Additionally, Tibbits said UL developed criteria for manufacturers to meet to earn the certification. These include weakness and vulnerability scanning, evaluation of product source code, dynamic software testing and more.
“We view the endeavor as completely successful given the scope of what we intended to do. Ultimately what the impact on industry will be and if this will move industry in this direction and how quickly, remains to be seen,” Tibbits said.
Stevens added adopting standards is one important step, but not the only one that manufacturers and users have to take around pre-procurement, monitoring and implementation.
One of the conclusions from the report is the use of the UL standards improved how VA managed the risk of these devices.
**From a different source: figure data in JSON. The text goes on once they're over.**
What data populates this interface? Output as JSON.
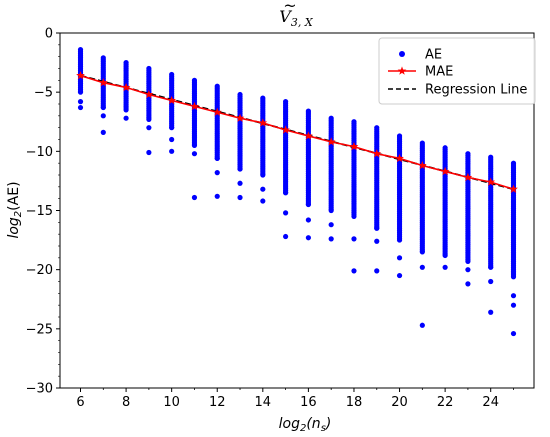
{
  "chart_data": {
    "type": "scatter",
    "title": "Ṽ3,X",
    "title_parts": {
      "main": "V",
      "tilde": "~",
      "sub": "3, X"
    },
    "xlabel": "log2(ns)",
    "xlabel_parts": {
      "pre": "log",
      "sub1": "2",
      "mid": "(n",
      "sub2": "s",
      "post": ")"
    },
    "ylabel": "log2(AE)",
    "ylabel_parts": {
      "pre": "log",
      "sub1": "2",
      "post": "(AE)"
    },
    "xlim": [
      5.1,
      25.9
    ],
    "ylim": [
      -30,
      0
    ],
    "xticks": [
      6,
      8,
      10,
      12,
      14,
      16,
      18,
      20,
      22,
      24
    ],
    "xtick_labels": [
      "6",
      "8",
      "10",
      "12",
      "14",
      "16",
      "18",
      "20",
      "22",
      "24"
    ],
    "yticks": [
      0,
      -5,
      -10,
      -15,
      -20,
      -25,
      -30
    ],
    "ytick_labels": [
      "0",
      "−5",
      "−10",
      "−15",
      "−20",
      "−25",
      "−30"
    ],
    "grid": false,
    "legend_position": "top-right",
    "colors": {
      "ae": "#0000ff",
      "mae": "#ff0000",
      "regression": "#000000"
    },
    "series": [
      {
        "name": "AE",
        "kind": "scatter",
        "columns": [
          {
            "x": 6,
            "top": -1.4,
            "dense_bottom": -5.0,
            "outliers": [
              -5.8,
              -6.3
            ]
          },
          {
            "x": 7,
            "top": -2.1,
            "dense_bottom": -6.3,
            "outliers": [
              -7.0,
              -8.4
            ]
          },
          {
            "x": 8,
            "top": -2.5,
            "dense_bottom": -6.5,
            "outliers": [
              -7.2
            ]
          },
          {
            "x": 9,
            "top": -3.0,
            "dense_bottom": -7.3,
            "outliers": [
              -8.0,
              -10.1
            ]
          },
          {
            "x": 10,
            "top": -3.5,
            "dense_bottom": -8.0,
            "outliers": [
              -9.0,
              -10.0
            ]
          },
          {
            "x": 11,
            "top": -4.0,
            "dense_bottom": -9.5,
            "outliers": [
              -10.2,
              -13.9
            ]
          },
          {
            "x": 12,
            "top": -4.5,
            "dense_bottom": -10.6,
            "outliers": [
              -11.8,
              -13.8
            ]
          },
          {
            "x": 13,
            "top": -5.2,
            "dense_bottom": -11.5,
            "outliers": [
              -12.7,
              -13.9
            ]
          },
          {
            "x": 14,
            "top": -5.5,
            "dense_bottom": -12.0,
            "outliers": [
              -13.2,
              -14.2
            ]
          },
          {
            "x": 15,
            "top": -5.8,
            "dense_bottom": -13.5,
            "outliers": [
              -15.2,
              -17.2
            ]
          },
          {
            "x": 16,
            "top": -6.6,
            "dense_bottom": -14.5,
            "outliers": [
              -15.8,
              -17.3
            ]
          },
          {
            "x": 17,
            "top": -7.2,
            "dense_bottom": -15.0,
            "outliers": [
              -16.2,
              -17.4
            ]
          },
          {
            "x": 18,
            "top": -7.5,
            "dense_bottom": -15.5,
            "outliers": [
              -17.4,
              -20.1
            ]
          },
          {
            "x": 19,
            "top": -8.0,
            "dense_bottom": -16.5,
            "outliers": [
              -17.6,
              -20.1
            ]
          },
          {
            "x": 20,
            "top": -8.7,
            "dense_bottom": -17.5,
            "outliers": [
              -19.0,
              -20.5
            ]
          },
          {
            "x": 21,
            "top": -9.3,
            "dense_bottom": -18.5,
            "outliers": [
              -19.8,
              -24.7
            ]
          },
          {
            "x": 22,
            "top": -9.7,
            "dense_bottom": -18.8,
            "outliers": [
              -19.8
            ]
          },
          {
            "x": 23,
            "top": -10.2,
            "dense_bottom": -19.3,
            "outliers": [
              -20.0,
              -21.2
            ]
          },
          {
            "x": 24,
            "top": -10.5,
            "dense_bottom": -19.8,
            "outliers": [
              -21.0,
              -23.6
            ]
          },
          {
            "x": 25,
            "top": -11.0,
            "dense_bottom": -20.6,
            "outliers": [
              -22.2,
              -23.0,
              -25.4
            ]
          }
        ]
      },
      {
        "name": "MAE",
        "kind": "line-star",
        "x": [
          6,
          7,
          8,
          9,
          10,
          11,
          12,
          13,
          14,
          15,
          16,
          17,
          18,
          19,
          20,
          21,
          22,
          23,
          24,
          25
        ],
        "y": [
          -3.6,
          -4.2,
          -4.6,
          -5.2,
          -5.7,
          -6.2,
          -6.7,
          -7.2,
          -7.6,
          -8.2,
          -8.7,
          -9.2,
          -9.6,
          -10.2,
          -10.6,
          -11.2,
          -11.7,
          -12.2,
          -12.6,
          -13.2
        ]
      },
      {
        "name": "Regression Line",
        "kind": "dashed-line",
        "x": [
          6,
          25
        ],
        "y": [
          -3.6,
          -13.2
        ]
      }
    ]
  }
}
“VA risk assessment processes that meet UL 2900-2-1 requirements can facilitate more directed and effective communication between VA’s contracting, biomedical engineering, IT and information security officers,” the report states. “This, in turn, helps ensure that minimum cybersecurity standards for medical devices are met. Utilization of the UL 2900 Series of Standards can reduce variation in compliance across VA’s 172 medical centers, allowing providers to more consistently meet specific healthcare needs in the field. In cases where local VA providers require variation, this could be explicitly understood, authorized and auditable, thereby improving supply chain efficiency.”
The research and report was the first step of a long process to get medical device manufacturers to adopt the UL standards.
So in the meantime, Stevens said VA is working with manufacturers to better understand how they are addressing cybersecurity as well as working with the FDA and the Department of Homeland Security.
In fact, the FDA and the Cybersecurity and Infrastructure Security Agency at DHS have been working together since 2018 when they signed a memorandum of understanding.
The Department of Health and Human Services and other agencies also work with the Health Information Sharing and Analysis Center to share information about vulnerabilities and connect the government and industry.
Internally, Stevens said VA is establishing processes to review device cybersecurity and how it interacts within the agency’s network.
“We are maturing the way we are able to manage the devices in our network. How we are able to get more relevant information, insight and visibility into the ongoing status of those particular devices,” he said. “It was a massive amount of work to make sure those medical devices were, in essence, segmented off from the network so those devices could do specifically what they were designed to do without any possible interactions with other network devices in the environment so we didn’t compromise them in any way. That also allowed us to ensure those devices could be singled out, monitored and managed in a much better way.”